The mainly clinical designation of two types of AIH is based on autoantibody profiles. Type 1 AIH is more common and is characterized by the presence of serum ANA and/or ASMA. Type 2 AIH is much less common, is defined by detection of anti-LKM1 antibodies and/or antiliver cytosol type 1 autoantibodies (LC-1) and tends to present at an earlier age, occurring nearly exclusively in female children and adolescents.

Microscopic Pathology

Liver biopsy is essential in the workup and management of patients for possible AIH. Histologic evaluation is used for diagnosis, therapeutic guidance, and exclusion of concurrent forms of liver disease or alternative diagnoses, some of which can present with similar clinical and laboratory findings. There are no pathognomonic histologic features of AIH. The histologic picture is variable among patients and in a given patient depending on its presentation, treatment, and disease evolution. The characteristic histologic features of inflammation and hepatocyte injury abate after immunosuppressive therapy in most patients ( eSlide 21.1 ). Therefore, a posttreatment biopsy may not show typical AIH findings and may in fact be entirely normal.

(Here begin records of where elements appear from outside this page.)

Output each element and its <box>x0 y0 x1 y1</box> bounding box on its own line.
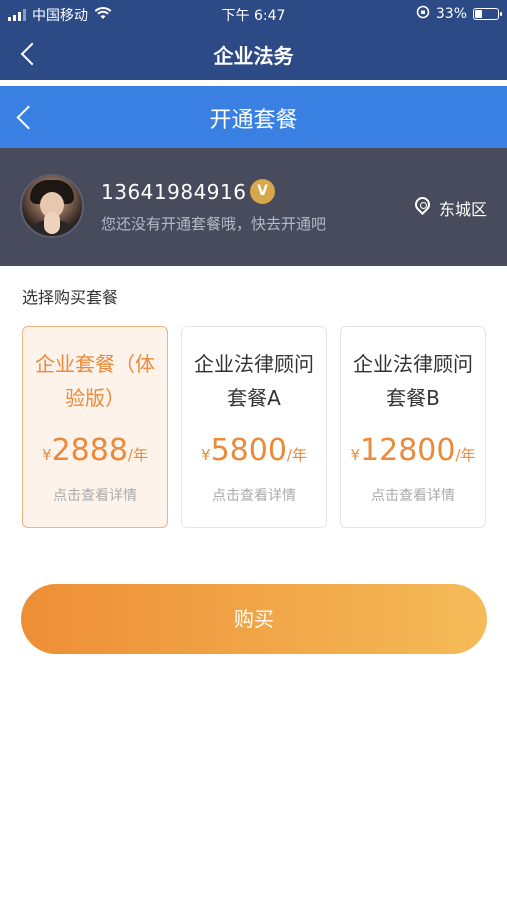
plan-price: ¥5800/年 <box>182 433 326 468</box>
user-phone: 13641984916 <box>101 180 247 204</box>
price-amount: 2888 <box>51 433 128 468</box>
price-amount: 5800 <box>210 433 287 468</box>
user-profile-panel: 13641984916 V 您还没有开通套餐哦，快去开通吧 东城区 <box>0 148 507 266</box>
plan-price: ¥12800/年 <box>341 433 485 468</box>
plan-price: ¥2888/年 <box>23 433 167 468</box>
location-pin-icon <box>414 197 432 219</box>
battery-fill <box>475 10 482 18</box>
price-unit: /年 <box>127 446 148 464</box>
status-right: 33% <box>416 5 502 23</box>
outer-nav-bar: 企业法务 <box>0 28 507 80</box>
plan-card-a[interactable]: 企业法律顾问套餐A ¥5800/年 点击查看详情 <box>181 326 327 528</box>
price-currency: ¥ <box>201 446 211 464</box>
buy-button[interactable]: 购买 <box>21 584 487 654</box>
no-plan-hint: 您还没有开通套餐哦，快去开通吧 <box>101 215 327 233</box>
status-bar: 中国移动 下午 6:47 33% <box>0 0 507 28</box>
vip-badge-icon: V <box>250 179 275 204</box>
price-unit: /年 <box>286 446 307 464</box>
price-unit: /年 <box>455 446 476 464</box>
top-bar: 中国移动 下午 6:47 33% 企业法务 <box>0 0 507 80</box>
plan-cards: 企业套餐（体验版） ¥2888/年 点击查看详情 企业法律顾问套餐A ¥5800… <box>20 326 487 528</box>
battery-icon <box>473 8 502 20</box>
plan-name: 企业法律顾问套餐B <box>353 352 473 410</box>
location-selector[interactable]: 东城区 <box>414 196 487 220</box>
price-currency: ¥ <box>350 446 361 464</box>
price-amount: 12800 <box>360 433 456 468</box>
plan-detail-link[interactable]: 点击查看详情 <box>182 485 326 505</box>
plan-detail-link[interactable]: 点击查看详情 <box>23 485 167 505</box>
plan-content: 选择购买套餐 企业套餐（体验版） ¥2888/年 点击查看详情 企业法律顾问套餐… <box>0 266 507 900</box>
avatar[interactable] <box>20 174 84 238</box>
plan-name: 企业套餐（体验版） <box>35 352 155 410</box>
plan-card-b[interactable]: 企业法律顾问套餐B ¥12800/年 点击查看详情 <box>340 326 486 528</box>
plan-detail-link[interactable]: 点击查看详情 <box>341 485 485 505</box>
inner-nav-bar: 开通套餐 <box>0 86 507 148</box>
location-label: 东城区 <box>438 200 487 219</box>
price-currency: ¥ <box>42 446 52 464</box>
orientation-lock-icon <box>416 5 430 23</box>
section-label: 选择购买套餐 <box>22 288 119 307</box>
battery-percent: 33% <box>435 6 467 22</box>
plan-card-trial[interactable]: 企业套餐（体验版） ¥2888/年 点击查看详情 <box>22 326 168 528</box>
outer-nav-title: 企业法务 <box>213 44 294 68</box>
plan-name: 企业法律顾问套餐A <box>194 352 314 410</box>
page-title: 开通套餐 <box>209 108 298 133</box>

Portal Changes and Interface Hepatitis

The characteristic histologic picture of AIH is a chronic hepatitis, a histologic pattern of injury characterized by dense portal inflammatory cell infiltrates and portal-based fibrosis ( Fig. 21.1 and eSlide 21.2, eSlide 21.3 ). The degree of inflammation and hepatocyte injury may be severe, especially in untreated patients. The portal inflammatory cell infiltrates are typically dense and composed of lymphocytes, histiocytes, and plasma cells ( Fig. 21.2 ); the latter component may be striking, with plasma cells aggregating in large clusters or sheets. However, plasma cells are not a constant nor pathognomonic feature of the disease; their absence does not exclude AIH and their presence does not exclude other diseases. In fact, moderate to severe plasma cell infiltration of portal tracts is only seen in two-thirds of patients with AIH. Interface hepatitis is often prominent in untreated patients and at presentation. Also termed interface activity, or “piecemeal necrosis,” interface hepatitis denotes the extension of portal inflammation beyond the limiting plate and into the adjacent lobule where it surrounds and injures periportal hepatocytes ( Fig. 21.3 ). This inflammation and the resultant hepatocyte injury may extend deeply into the hepatic lobules and may even extend across hepatic lobules from portal tracts to central veins as “bridging necrosis” (see later) ( eSlide 21.3 ). Posttreatment biopsies often show a marked decline in both portal inflammation and extent of interface hepatitis.

Figure 21.1, Autoimmune hepatitis presents a chronic hepatitis pattern of injury, with portal-based inflammation and fibrosis.

Figure 21.2, Dense portal inflammatory cell infiltrates in autoimmune hepatitis composed of lymphocytes and plasma cells.

Figure 21.3, Periportal interface activity is a characteristic feature and may be exuberant in autoimmune hepatitis (also see eSlide 21.2 , eSlide 21.3 ).

The bile ducts may show focal infiltration by lymphocytes in AIH; this feature does not exclude a diagnosis of AIH. However, definite bile duct destruction is not a feature of AIH and warrants consideration of primary biliary cholangitis, overlap syndrome, drug-induced liver injury, or other form of liver disease.